WWF responds to Canadian Foreign Affairs’ announcement on Arctic Foreign Policy

The policy reflects WWF’s position that climate change in the Arctic has brought a need for new binding international rules on issues such as shipping and oil and gas development. We hope that Canada’s efforts to make the Arctic Council a more powerful tool for setting binding Arctic policies are successful.

WWF also notes with approval the commitment to not only use ecosystem-based management in Canada’s Arctic, but to also promote that management system to other Arctic countries.

Finally, we note the commitment to addressing the pressing problem of climate change in the Arctic, and hope to see more detail on how Canada will do its share to ensure that powerful climate feedbacks from the Arctic do not further destabilize global climate systems.

More information on WWF’s recommendations regarding Arctic governance is available in our International Governance and Regulation of the Marine Arctic report, published in April 2010.

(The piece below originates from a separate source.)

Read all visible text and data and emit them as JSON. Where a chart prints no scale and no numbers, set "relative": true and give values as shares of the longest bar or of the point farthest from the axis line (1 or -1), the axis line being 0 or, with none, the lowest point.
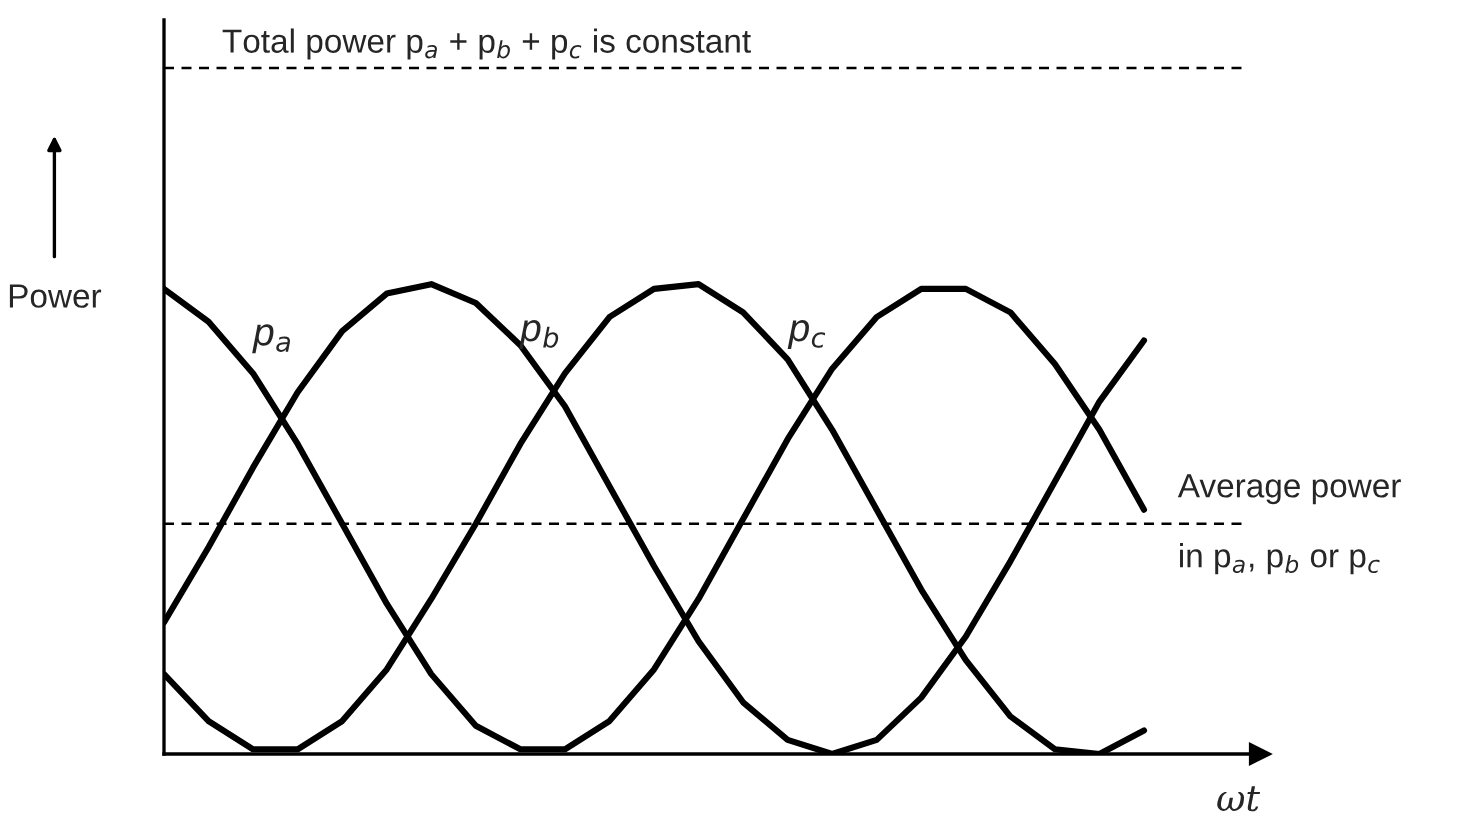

For further information, please contact:
Josh Laughren
WWF-Canada
Director, Communications
[email protected]
647-400-9578

Canada’s Arctic Foreign Policy
Important excerpts from the policy:

  • Canada does not accept the premise that the Arctic requires a fundamentally new governance structure or legal framework. Nor does Canada accept that the Arctic nation states are unable to appropriately manage the North as it undergoes fundamental change.
  • Regional solutions, supported by robust domestic legislation in Arctic states, will be critical. Canada will work in concert with other Arctic nations through the Arctic Council1 (the primary forum for collaboration among the eight Arctic states), with the five Arctic Ocean coastal states on issues of particular relevance to the Arctic Ocean, and bilaterally with key Arctic partners, particularly the United States.
  • First, Canada will take steps to create the appropriate international conditions for sustainable development in the Arctic, complementing domestic measures to support economic development. This involves understanding the opportunities and challenges of Arctic energy and resource development and developing regulations, guidelines and standards that are informed by Arctic science and research, including traditional knowledge. In no area is this more critical than in oil and gas development.
  • As an emerging clean energy superpower, Canada will continue to support the responsible and sustainable development of oil and gas in the North. Along with the rest of the international community, we have witnessed the terrible environmental, social and economic impacts of the oil spill in the Gulf of Mexico….Canadians and our Arctic neighbours can be assured that no drilling will occur in Canada’s deep Beaufort Sea until at least 2014.
  • The Arctic Council, with significant Canadian participation, updated its Arctic Offshore Oil and Gas Guidelines in 2009. These guidelines recommend standards, technical and environmental best practices, management policy and regulatory controls for Arctic offshore oil and gas operations. Canada will act on the request from the Arctic Council that all states apply these guidelines as minimum standards throughout the Arctic and will encourage others to do so as well.
  • Internationally, we will act in the following four ways: promote an ecosystem-based management approach with our Arctic neighbours and others; contribute to and support international efforts to address climate change in the Arctic; enhance efforts on other pressing international issues, including pursuing and strengthening international standards; and strengthen Arctic science and the legacy of International Polar Year.
  • Canada will be finalizing a Policy Framework for Canada’s National Network of Marine Protected Areas that will guide marine protected area establishment, including the five marine ecoregions found in the Arctic.
  • Canada will play a proactive role as the Council moves forward to encourage the implementation of guidelines, the development of “best practices” and, where appropriate, the negotiation of policy instruments. The current negotiation of a regional search and rescue agreement (the first ever attempt at a binding instrument under the rubric of the Arctic Council) will serve as an important test case and will inform the scope for future policy endeavours.